11Les mondes possibles fictionnels postulés par ces cinq romans de science‑fiction ne sont pas si abstraits que cette traversée des théories pourrait le laisser supposer : péripéties, descriptions et actions y fournissent, de manière habituelle, l’occasion d’un engagement empathique, contribuant au sentiment d’une accessibilité de ces mondes pourtant ouvertement contrefactuels. Toutefois, l’examen de la construction de l’architecture ontologique de ces mondes confirme que la stratégie la plus simple – définir une fois pour toute les conditions d’une pluralité des mondes – n’est pas la seule dont use la science‑fiction, et n’est sans doute pas la plus efficace. Les dispositifs abordés ici ont ceci en commun qu’ils restent en deçà d’un certain seuil d’alerte. Ils ne sont pas conçus pour inspirer le doute sur la cohérence de la narration elle-même, ni pour remettre en cause des mondes qui se révèleraient impossibles. Au contraire, ils fournissent les moyens de réduire les paradoxes, en les présentant explicitement comme interprétables, acceptables et maîtrisables par les personnages, et ils soutiennent le contrat implicite selon lequel tout sera « expliqué » d’ici à la fin du roman. Cette confiance rationaliste n’est pas toujours récompensée in fine, certains univers demeurant aussi « incertains » que l’espace chronolytique imaginé par Michel Jeury : cela n’enlève rien au mouvement concret de la lecture, conçue comme une entreprise herméneutique à plusieurs niveaux. La mise en scène, et en intrigue, d’une théorisation progressive, faite de révisions et de propositions concurrentes, ne met en évidence la nature incertaine de la « réalité » que pour l’intégrer à un processus d’analyse scientifique, dont le récit devient la mise en pratique expérimentale : la quête de sens se confond pour les personnages avec la lutte pour leur survie.

12Cet aspect pourrait être mis en rapport avec un autre motif commun à ces cinq romans : l’idée selon laquelle la volonté, les désirs, les angoisses, peuvent avoir un effet concret sur des mondes alternatifs en fait plus malléables que la dure réalité qui s’impose d’ordinaire.
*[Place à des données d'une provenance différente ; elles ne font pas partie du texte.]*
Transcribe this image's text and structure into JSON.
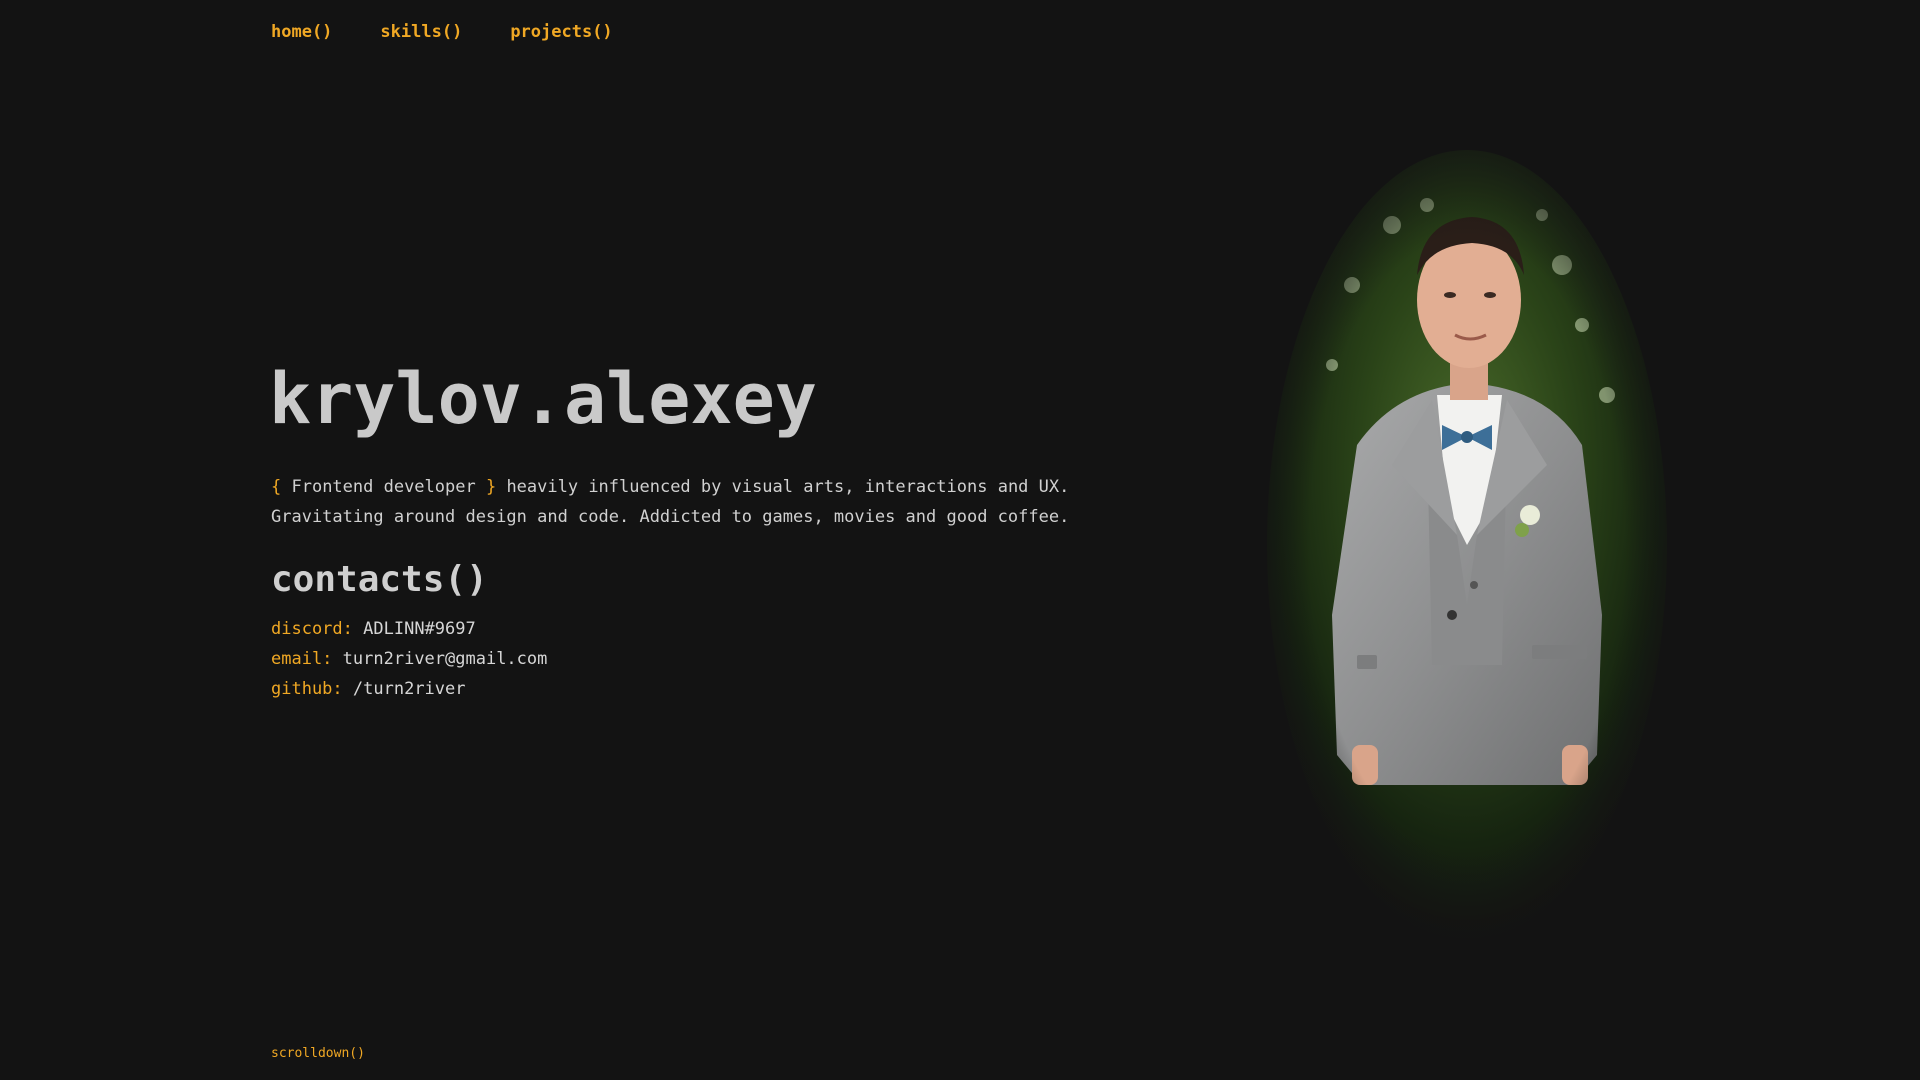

La théorisation fictionnelle, quoique visant en principe à une description objective du monde et de ses mécanismes, ne peut être tout à fait séparée d’un questionnement axiologique implicite, qui nous conduit à nous interroger non seulement sur la possibilité d’un monde, mais aussi sur son degré de désirabilité. Les lecteurs traversant ces mondes possibles, hostiles ou bienveillants, y trouvent matière à interroger à nouveaux frais la réalité qui les entoure, pour en remettre en cause le caractère définitif : les lois et les pesanteurs de la réalité n’écrasent que ceux qui renoncent à en questionner les fondements. En même temps qu’ils mettent en scène une aventure aux limites de nos connaissances, ces romans sont susceptibles de nous amener à un questionnement éthique de notre vision du monde.